C) THE ASSUNTA HALL AND THE PHARMACY
The Assunta Hall, constituting part of the original nucleus of the hospital, was reorganized and modernized probably starting from 1680, and surely was already completed when, on March 1st 1702, the pope Clemente XI came to visit it for the first time. In the painting in pict.C1, that shows the visit of the pope Clemente XIII in 1759, the Hall looks well lighted and provided with two rows of 25 single tester beds with curtains. Its width permitted, when necessary, to add further 25 movable beds in the intermediate corridor: they, provided with wheels, was commonly called "cariole", roman slang for carriole [wheelbarrows] (from which comes the popular insult still actual in Rome "...e di tuo nonno in cariola" [...and of your grandfather in the wheelbarrow]).
The main entrance was from the St. Bartholomew square, through the main door of the present pharmacy; at the opposite end there was an altar dedicated to Our Lady, the Assunta [received into Heaven], from which the hall was named, in order to permit the patients to assist the religious services without moving fron their beds (pict.C2). The painting showing the Assunta, led to heaven by two angels and framed in a baroque frame with plaster angels, is a work of the beginning of XVIII century. The altar frontal (pict.C3), in polychrome scagliola, dates back to 1681. In the room vault there are represented scenes of the Life of St. John of God frescoed by G.P.Schor.
On the occasion of the 1702 visit, represented in pict.C4 at the present located in the refectory of the Monastery, the pope Albani (Clemente XI) granted to the Fatebenefratelli the small square at the west side of the Assunta Hall to extend the ward (from the memories of Bro. Tommaso Mongai : "...e concesse al nostro Spedale la Piazzetta che resta dietro lo Spedale, acciò potesse la Religione stendere la fabbrica del medesimo" [...and granted to our Hospital the small Square that is behind the Hospital, so that the Religion can extend the structure of the same]). On this area a further hall was built, so called "new hospital", suitable for about 20 beds, at a level two meter higher than the Assunta Hall and joined to it by means of two semicircular stair flights at the sides of the altar. They are visible in the painting in pict.C5. The above ward extention can be confirmed comparing the Falda map (pict.B4 - 1676), in which the square is still existing, and the Nolli one (pict.B5 - 1748) in which are clearly recognized two wards connected by means of a double stairs flight. In his honour the papal coat of arms was placed on the still existing arch (pict.C3 and C5) that divided the wards.
The painting in pict.C5, lost in Milan under the bombs in 1943, should represent the second visit of Clemente XI, dated 1705, for the inauguration of the new ward; however recent studies  show that in that time the ward was not yet built and therefore the picture is to be considered painted before the completion of the ward, probably as a tribute to the pope's generosity, and this is confirmed by the evident diffrence between the represented arch and the actually built one.

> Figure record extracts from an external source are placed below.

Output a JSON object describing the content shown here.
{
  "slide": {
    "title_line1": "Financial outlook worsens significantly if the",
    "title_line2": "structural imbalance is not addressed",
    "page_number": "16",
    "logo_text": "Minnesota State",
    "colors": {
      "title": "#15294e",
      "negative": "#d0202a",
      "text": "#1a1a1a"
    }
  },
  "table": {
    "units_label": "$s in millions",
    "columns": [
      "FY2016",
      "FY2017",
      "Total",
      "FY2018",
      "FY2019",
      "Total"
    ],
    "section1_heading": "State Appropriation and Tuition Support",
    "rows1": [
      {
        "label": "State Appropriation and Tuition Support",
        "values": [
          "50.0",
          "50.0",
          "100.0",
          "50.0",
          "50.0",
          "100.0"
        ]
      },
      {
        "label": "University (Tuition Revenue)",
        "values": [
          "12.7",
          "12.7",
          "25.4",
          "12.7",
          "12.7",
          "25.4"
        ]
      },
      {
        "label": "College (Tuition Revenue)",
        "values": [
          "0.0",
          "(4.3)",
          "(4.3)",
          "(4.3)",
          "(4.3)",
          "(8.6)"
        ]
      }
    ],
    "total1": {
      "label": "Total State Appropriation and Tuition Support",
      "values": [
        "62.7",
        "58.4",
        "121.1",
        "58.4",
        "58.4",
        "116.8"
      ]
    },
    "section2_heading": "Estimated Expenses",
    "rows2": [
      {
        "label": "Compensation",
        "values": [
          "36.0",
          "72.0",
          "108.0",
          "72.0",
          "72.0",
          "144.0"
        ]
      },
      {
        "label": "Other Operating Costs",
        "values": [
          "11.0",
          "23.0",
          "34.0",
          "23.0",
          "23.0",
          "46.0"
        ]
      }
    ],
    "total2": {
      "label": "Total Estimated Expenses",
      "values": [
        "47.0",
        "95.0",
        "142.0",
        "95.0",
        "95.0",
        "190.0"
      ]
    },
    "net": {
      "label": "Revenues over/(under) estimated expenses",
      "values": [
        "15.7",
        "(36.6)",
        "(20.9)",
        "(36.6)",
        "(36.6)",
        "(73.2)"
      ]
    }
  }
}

The presence of a pharmacy can be considered contemporary to the settlement of the Fatebenefratelli in the island as its existence is already documented at the end of 1500. In the report of the Apostolic Visit in 1663 it is quoted: "Contigua al portone del convento, dentro una stanza assai capace e rispondente nella strada pubblica, si esercita da un secolare, che ha ivi la comodità di abitarvi, la spetiaria..." [Adjacent to the monastry main door, inside a very spacious room that is communicating with the public road, it is held by a lay, that is allowed to live there, the pharmacy...] and in the 1699 one "...farmacia sta vicino al portone del convento a mano sinistra nell'entrare, dove vi è la porta" [...pharmacy is near the main door of the monastry at the left while entering, where there is the door]. Therefore the pharmacy was located in the room between the Assunta Hall and the inlet corridor of the monastry, accessible through a door opened in the corridor itself; a secondary inlet from the cloister side was walled up in order to better preserve the seclution. The public access from the road was probably only through a grating, as usual at that time. In pict.C5 is shown the inside of the pharmacy as it was around 1960.
The integrity of the Assunta Hall, testified by the Lanciani map still at the beginning of 1900, was broken by the restoration works of the hospital in 1932, when the new pharmacy took place in its terminal part using its main entrance from St.Batholomew square; a second access was opened toward the Fatebenefratelli square.
The first of six frescoes that decorate the ceiling of the Assunta Hall is still visible going up the pharmacy entresol, used as drugs warehouse.
The hall was operating as hospital ward up to 1982 when it was rearranged transforming the west side into the present Congress Hall fit for 250 seats (pict.C6), on whose ceiling are visible two of the original six frescoes, and building offices in the remaining area.